Хорошо, что я уже успела не только проснуться, но и умыться, и даже выпить утренний кофе, хотя никто мне его в постель не подал. Ничего, главное, Сивинская его сварила, не графья… то есть, как раз графиня, но я не считала зазорным спуститься к завтраку. А сейчас Зузя наверху приводила в порядок спальню, Роман во дворе мыл машину, Сивинская крутилась на кухне, а Сивинский — я с любопытством его разглядывала — копался в саду. Не отрываясь от кофе, я держала у уха трубку мобильного телефона.
— Слышу, пани Патриция, хорошо слышу вас, — обрадованно отозвалась я. — И сама собиралась вам позвонить после завтрака.
— Уже не собирайся, я сама звоню. Первое и самое главное! Слышишь? Арман Гийом исчез! 'Нет его в Париже! Слушай, у тебя все в порядке?
— В полнейшем!
— Это хорошо. Но учти — Арман Гийом исчез!

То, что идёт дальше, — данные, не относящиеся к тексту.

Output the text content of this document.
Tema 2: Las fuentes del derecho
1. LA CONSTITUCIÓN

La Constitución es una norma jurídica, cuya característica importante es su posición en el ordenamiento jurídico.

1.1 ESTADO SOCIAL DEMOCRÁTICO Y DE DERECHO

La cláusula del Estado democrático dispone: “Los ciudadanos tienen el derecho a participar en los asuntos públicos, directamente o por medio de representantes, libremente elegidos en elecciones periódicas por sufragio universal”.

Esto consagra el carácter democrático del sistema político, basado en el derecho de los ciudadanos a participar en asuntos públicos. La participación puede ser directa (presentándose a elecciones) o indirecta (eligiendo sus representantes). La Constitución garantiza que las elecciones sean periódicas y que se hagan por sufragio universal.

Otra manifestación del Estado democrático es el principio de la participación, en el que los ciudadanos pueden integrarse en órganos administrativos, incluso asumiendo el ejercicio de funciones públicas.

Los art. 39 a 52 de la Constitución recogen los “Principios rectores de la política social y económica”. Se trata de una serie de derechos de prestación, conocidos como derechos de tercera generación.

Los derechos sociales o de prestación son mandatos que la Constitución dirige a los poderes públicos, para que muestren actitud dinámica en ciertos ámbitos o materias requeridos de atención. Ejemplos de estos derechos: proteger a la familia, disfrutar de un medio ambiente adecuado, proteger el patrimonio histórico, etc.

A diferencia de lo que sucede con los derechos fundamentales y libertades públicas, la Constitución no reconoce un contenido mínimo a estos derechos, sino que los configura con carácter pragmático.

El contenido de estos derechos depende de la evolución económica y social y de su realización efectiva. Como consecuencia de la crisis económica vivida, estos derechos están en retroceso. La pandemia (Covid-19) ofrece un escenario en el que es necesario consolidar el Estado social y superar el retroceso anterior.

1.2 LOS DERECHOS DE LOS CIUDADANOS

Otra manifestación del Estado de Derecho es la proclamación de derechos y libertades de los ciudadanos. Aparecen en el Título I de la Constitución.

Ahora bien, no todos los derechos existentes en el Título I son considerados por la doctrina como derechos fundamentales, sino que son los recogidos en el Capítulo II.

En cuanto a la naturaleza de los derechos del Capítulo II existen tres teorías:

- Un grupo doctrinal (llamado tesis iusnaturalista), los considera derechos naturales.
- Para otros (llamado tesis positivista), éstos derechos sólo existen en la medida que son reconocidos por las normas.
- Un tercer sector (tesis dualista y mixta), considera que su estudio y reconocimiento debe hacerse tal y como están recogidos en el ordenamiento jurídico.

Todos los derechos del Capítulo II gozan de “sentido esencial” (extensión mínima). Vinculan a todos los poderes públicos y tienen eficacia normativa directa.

Я чуть не захлебнулась кофе. Надо же, после разговора с Гастоном напрочь позабыла об Армане. Возможно, самоуспокоилась ещё и после наших переговоров с паном Юркевичем. Так или иначе, только теперь вспомнила о существовании Армана Гийома и о грозящей мне опасности.
— Исчез? — прокашлялась я. — И что?
— И это мне очень не нравится! — веско прокричала старушка. — Говорят — уехал, но никто не знает куда. Слушай, ты уже написала завещание в пользу церкви?
— Сегодня в два часа подписываю его. Вчера обо всем договорилась с нотариусом.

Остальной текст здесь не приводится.